It seemed like the way to go. People might question the methods Sam Childers used, but nobody doubted his determination. He was born in America in 1961 and experienced years of youthful drug addiction while he wasted time with outlaw behavior. After a religious epiphany, he learned about the destructive work of a quasimilitary criminal gang with the dubious name of the Lord’s Resistance Army. Childers was outraged by the group’s sadistic policy of kidnapping children and drafting them into combat units, sometimes forcing these young people to shoot their own families before the LRA took them away.

I couldn’t help but resonate with the revulsion Childers expressed for the LRA tactics against children. Somehow, this man managed to carve out a place in the wilderness under the constant threat of torture and death by his LRA opponents. My admiration for his courage was probably the thing most responsible for bringing me to that place.

I was running on momentum and brushed aside my initial observations of the squalor of the “Children’s Village,” but it was startling. I knew funding had to be a constant problem, yet the grounds had a look of sloppy indifference completely out of step with the mission of the orphanage. A smattering of small, rough-hewn huts or cabins were scattered around, but there was no sign of a medical center or of schooling of any kind. There appeared to be no resources for teaching and few for amusement. The orphanage’s land grant of two hundred acres was large enough that no security walls were required, and the lightly forested terrain kept visibility local, giving a pleasant pastoral quality to the environment, if you ignored the people living in it. The orphanage residents sat or
played in the dry air amid the dust that seemed to cover every-thing.

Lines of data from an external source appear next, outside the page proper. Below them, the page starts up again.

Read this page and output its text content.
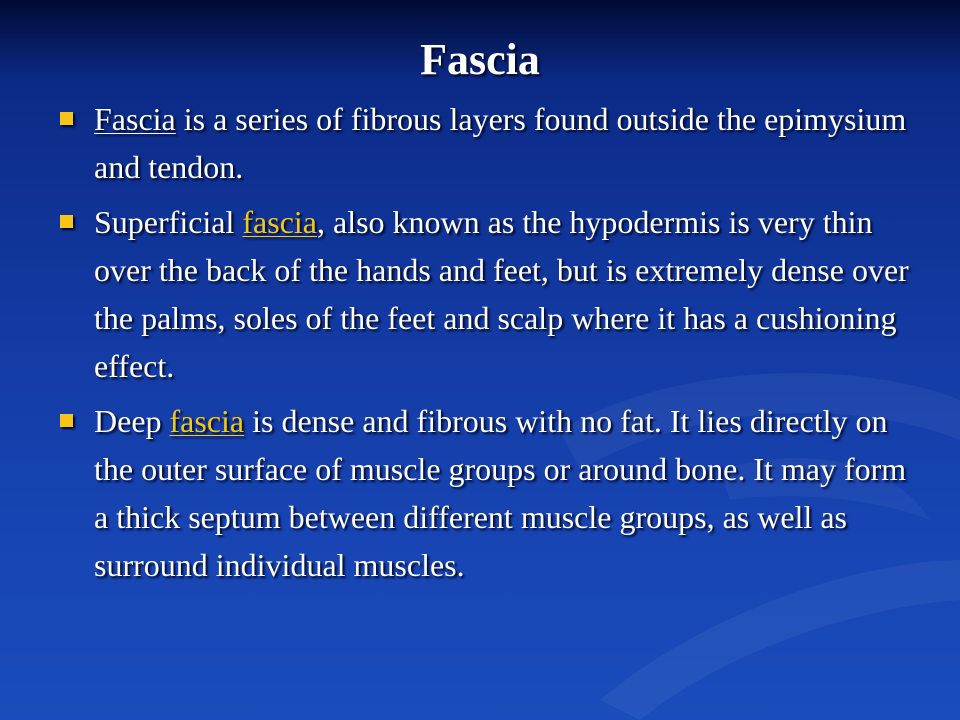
Fascia
Fascia is a series of fibrous layers found outside the epimysium and tendon.
Superficial fascia, also known as the hypodermis is very thin over the back of the hands and feet, but is extremely dense over the palms, soles of the feet and scalp where it has a cushioning effect.
Deep fascia is dense and fibrous with no fat. It lies directly on the outer surface of muscle groups or around bone. It may form a thick septum between different muscle groups, as well as surround individual muscles.
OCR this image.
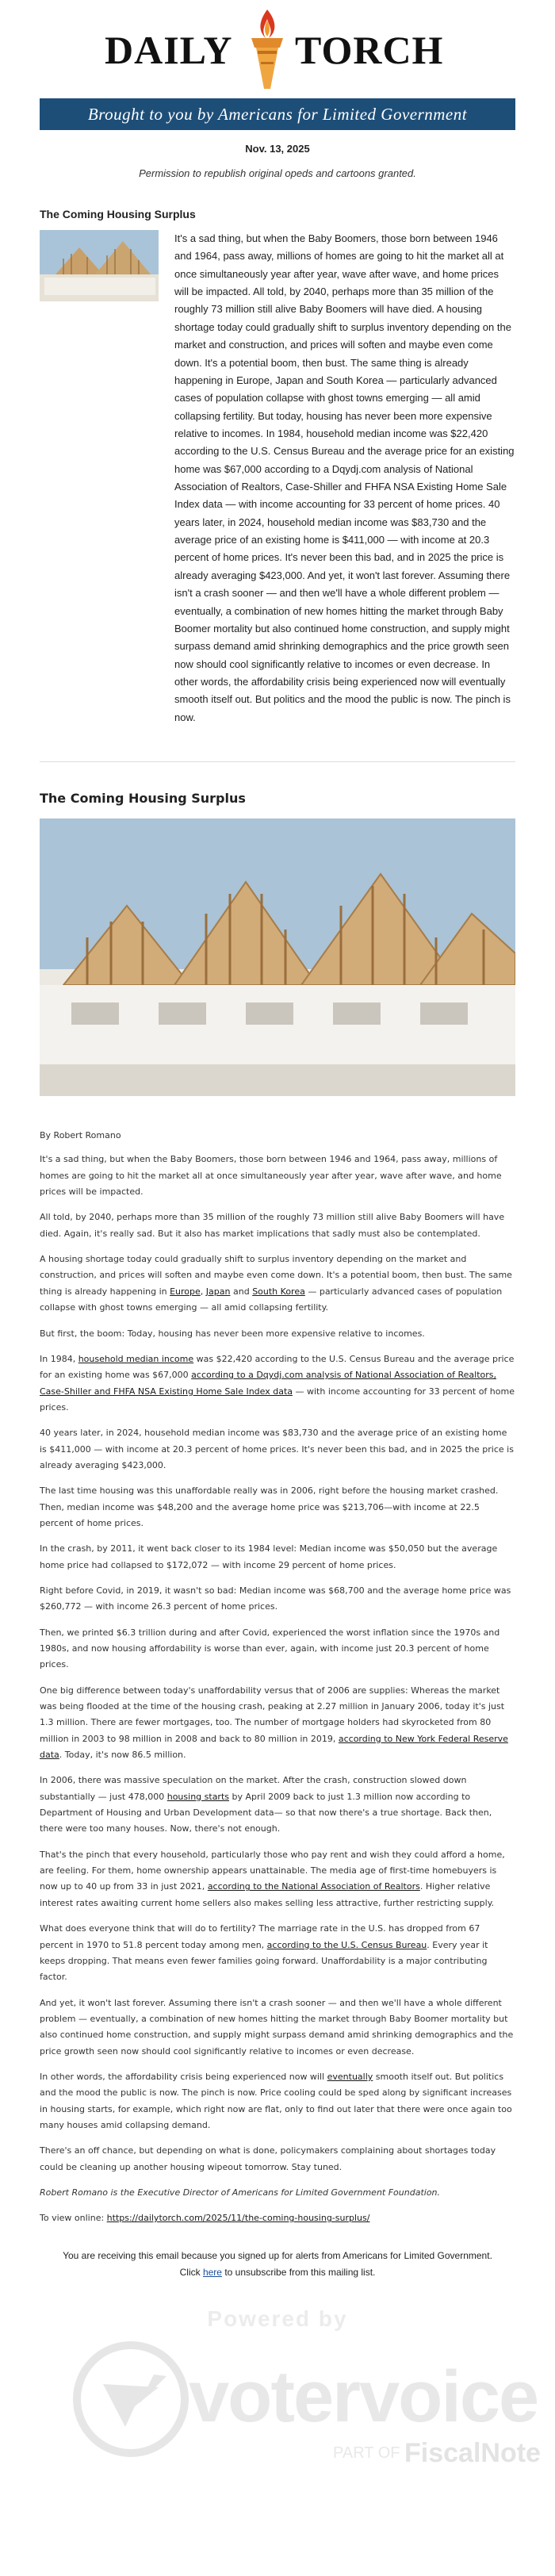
DAILY TORCH
Brought to you by Americans for Limited Government
Nov. 13, 2025
Permission to republish original opeds and cartoons granted.
The Coming Housing Surplus

It's a sad thing, but when the Baby Boomers, those born between 1946 and 1964, pass away, millions of homes are going to hit the market all at once simultaneously year after year, wave after wave, and home prices will be impacted. All told, by 2040, perhaps more than 35 million of the roughly 73 million still alive Baby Boomers will have died. A housing shortage today could gradually shift to surplus inventory depending on the market and construction, and prices will soften and maybe even come down. It's a potential boom, then bust. The same thing is already happening in Europe, Japan and South Korea — particularly advanced cases of population collapse with ghost towns emerging — all amid collapsing fertility. But today, housing has never been more expensive relative to incomes. In 1984, household median income was $22,420 according to the U.S. Census Bureau and the average price for an existing home was $67,000 according to a Dqydj.com analysis of National Association of Realtors, Case-Shiller and FHFA NSA Existing Home Sale Index data — with income accounting for 33 percent of home prices. 40 years later, in 2024, household median income was $83,730 and the average price of an existing home is $411,000 — with income at 20.3 percent of home prices. It's never been this bad, and in 2025 the price is already averaging $423,000. And yet, it won't last forever. Assuming there isn't a crash sooner — and then we'll have a whole different problem — eventually, a combination of new homes hitting the market through Baby Boomer mortality but also continued home construction, and supply might surpass demand amid shrinking demographics and the price growth seen now should cool significantly relative to incomes or even decrease. In other words, the affordability crisis being experienced now will eventually smooth itself out. But politics and the mood the public is now. The pinch is now.

The Coming Housing Surplus

By Robert Romano

It's a sad thing, but when the Baby Boomers, those born between 1946 and 1964, pass away, millions of homes are going to hit the market all at once simultaneously year after year, wave after wave, and home prices will be impacted.

All told, by 2040, perhaps more than 35 million of the roughly 73 million still alive Baby Boomers will have died. Again, it's really sad. But it also has market implications that sadly must also be contemplated.

A housing shortage today could gradually shift to surplus inventory depending on the market and construction, and prices will soften and maybe even come down. It's a potential boom, then bust. The same thing is already happening in Europe, Japan and South Korea — particularly advanced cases of population collapse with ghost towns emerging — all amid collapsing fertility.

But first, the boom: Today, housing has never been more expensive relative to incomes.

In 1984, household median income was $22,420 according to the U.S. Census Bureau and the average price for an existing home was $67,000 according to a Dqydj.com analysis of National Association of Realtors, Case-Shiller and FHFA NSA Existing Home Sale Index data — with income accounting for 33 percent of home prices.

40 years later, in 2024, household median income was $83,730 and the average price of an existing home is $411,000 — with income at 20.3 percent of home prices. It's never been this bad, and in 2025 the price is already averaging $423,000.

The last time housing was this unaffordable really was in 2006, right before the housing market crashed. Then, median income was $48,200 and the average home price was $213,706—with income at 22.5 percent of home prices.

In the crash, by 2011, it went back closer to its 1984 level: Median income was $50,050 but the average home price had collapsed to $172,072 — with income 29 percent of home prices.

Right before Covid, in 2019, it wasn't so bad: Median income was $68,700 and the average home price was $260,772 — with income 26.3 percent of home prices.

Then, we printed $6.3 trillion during and after Covid, experienced the worst inflation since the 1970s and 1980s, and now housing affordability is worse than ever, again, with income just 20.3 percent of home prices.

One big difference between today's unaffordability versus that of 2006 are supplies: Whereas the market was being flooded at the time of the housing crash, peaking at 2.27 million in January 2006, today it's just 1.3 million. There are fewer mortgages, too. The number of mortgage holders had skyrocketed from 80 million in 2003 to 98 million in 2008 and back to 80 million in 2019, according to New York Federal Reserve data. Today, it's now 86.5 million.

In 2006, there was massive speculation on the market. After the crash, construction slowed down substantially — just 478,000 housing starts by April 2009 back to just 1.3 million now according to Department of Housing and Urban Development data— so that now there's a true shortage. Back then, there were too many houses. Now, there's not enough.

That's the pinch that every household, particularly those who pay rent and wish they could afford a home, are feeling. For them, home ownership appears unattainable. The media age of first-time homebuyers is now up to 40 up from 33 in just 2021, according to the National Association of Realtors. Higher relative interest rates awaiting current home sellers also makes selling less attractive, further restricting supply.

What does everyone think that will do to fertility? The marriage rate in the U.S. has dropped from 67 percent in 1970 to 51.8 percent today among men, according to the U.S. Census Bureau. Every year it keeps dropping. That means even fewer families going forward. Unaffordability is a major contributing factor.

And yet, it won't last forever. Assuming there isn't a crash sooner — and then we'll have a whole different problem — eventually, a combination of new homes hitting the market through Baby Boomer mortality but also continued home construction, and supply might surpass demand amid shrinking demographics and the price growth seen now should cool significantly relative to incomes or even decrease.

In other words, the affordability crisis being experienced now will eventually smooth itself out. But politics and the mood the public is now. The pinch is now. Price cooling could be sped along by significant increases in housing starts, for example, which right now are flat, only to find out later that there were once again too many houses amid collapsing demand.

There's an off chance, but depending on what is done, policymakers complaining about shortages today could be cleaning up another housing wipeout tomorrow. Stay tuned.

Robert Romano is the Executive Director of Americans for Limited Government Foundation.

To view online: https://dailytorch.com/2025/11/the-coming-housing-surplus/

You are receiving this email because you signed up for alerts from Americans for Limited Government.
Click here to unsubscribe from this mailing list.
Powered by
votervoice
PART OF FiscalNote
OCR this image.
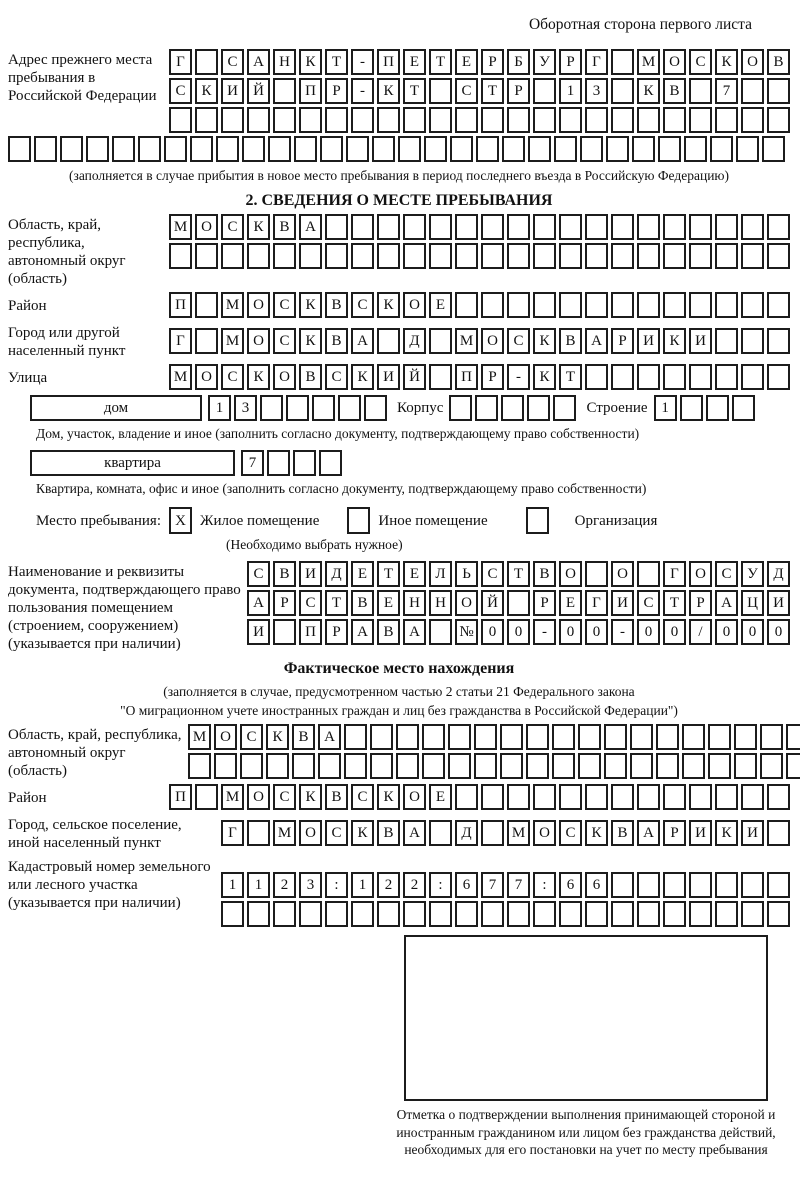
Оборотная сторона первого листа
Адрес прежнего места пребывания в Российской Федерации
Г	С	А	Н	К	Т	-	П	Е	Т	Е	Р	Б	У	Р	Г	М О	С	К	О	В
С	К	И	Й	П	Р	-	К	Т	С	Т	Р	1	3	К	В	7
(заполняется в случае прибытия в новое место пребывания в период последнего въезда в Российскую Федерацию)
2. СВЕДЕНИЯ О МЕСТЕ ПРЕБЫВАНИЯ
Область, край, республика, автономный округ (область)
М О	С	К	В	А
Район	П	М О	С	К	В	С	К	О	Е
Город или другой населенный пункт
Г	М О	С	К	В	А	Д	М О	С	К	В	А	Р	И	К	И
Улица	М О	С	К	О	В	С	К	И	Й	П	Р	-	К	Т
дом	1	3	Корпус	Строение 1
Дом, участок, владение и иное (заполнить согласно документу, подтверждающему право собственности)
квартира	7
Квартира, комната, офис и иное (заполнить согласно документу, подтверждающему право собственности)
Место пребывания: X Жилое помещение	Иное помещение	Организация
(Необходимо выбрать нужное)
Наименование и реквизиты документа, подтверждающего право пользования помещением (строением, сооружением) (указывается при наличии)
С	В	И	Д	Е	Т	Е	Л	Ь	С	Т	В	О	О	Г	О	С	У	Д
А	Р	С	Т	В	Е	Н	Н	О	Й	Р	Е	Г	И	С	Т	Р	А	Ц	И
И	П	Р	А	В	А	№	0	0	-	0	0	-	0	0	/	0	0	0
Фактическое место нахождения
(заполняется в случае, предусмотренном частью 2 статьи 21 Федерального закона
"О миграционном учете иностранных граждан и лиц без гражданства в Российской Федерации")
Область, край, республика, автономный округ (область)
М О	С	К	В	А
Район	П	М О	С	К	В	С	К	О	Е
Город, сельское поселение, иной населенный пункт
Г	М О	С	К	В	А	Д	М О	С	К	В	А	Р	И	К	И
Кадастровый номер земельного или лесного участка (указывается при наличии)
1	1	2	3	:	1	2	2	:	6	7	7	:	6	6
Отметка о подтверждении выполнения принимающей стороной и иностранным гражданином или лицом без гражданства действий, необходимых для его постановки на учет по месту пребывания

We asked if we could meet Childers, but were told he had been back in America for some time, doing public relations. I had to wonder if the apparently lax condition of things around there was because in his absence the overall system had unspooled. I tried to imagine a child being “rehabilitated” there and couldn’t get a picture to come into focus.

Still, we had just arrived, and it would have been a bad idea to start walking around questioning why things looked so bleak. The orphanage was everything I expected it to be: an isolated place in a clear state of need. The children there struck me as reasonably open and friendly, given their backgrounds, but I think somehow my unconscious mind was already taking note of things I wouldn’t allow myself to openly consider. The message “you should have known better” began to tug at the edge of my awareness.

A desperate atmosphere pervaded the entire place. Nobody seemed to have enough of anything. But the younger kids were willing to engage with us after some initial hesitation, and I began to pass out the art supplies.

It was a measure of my failure to appreciate the level of desperation there that I soon noticed the glitter had all disappeared. It took a while to realize the kids apparently thought it was candy and ate it. Their desire for some sort of a treat was strong enough that they ignored the metallic taste of the stuff for the joy of eating something shiny.

It hadn’t even occurred to me to look out for that. And the message in it was clear: There was a huge disconnect between my enthusiasm to be of service and the lethal gravity of the situation in that place.

I tried to sense the staff’s compassion or the humanitarian concern that seemed inseparable from a job such as theirs, but if those
attitudes existed there I somehow missed them. I was completely unprepared for the level of fatalistic acceptance in that place.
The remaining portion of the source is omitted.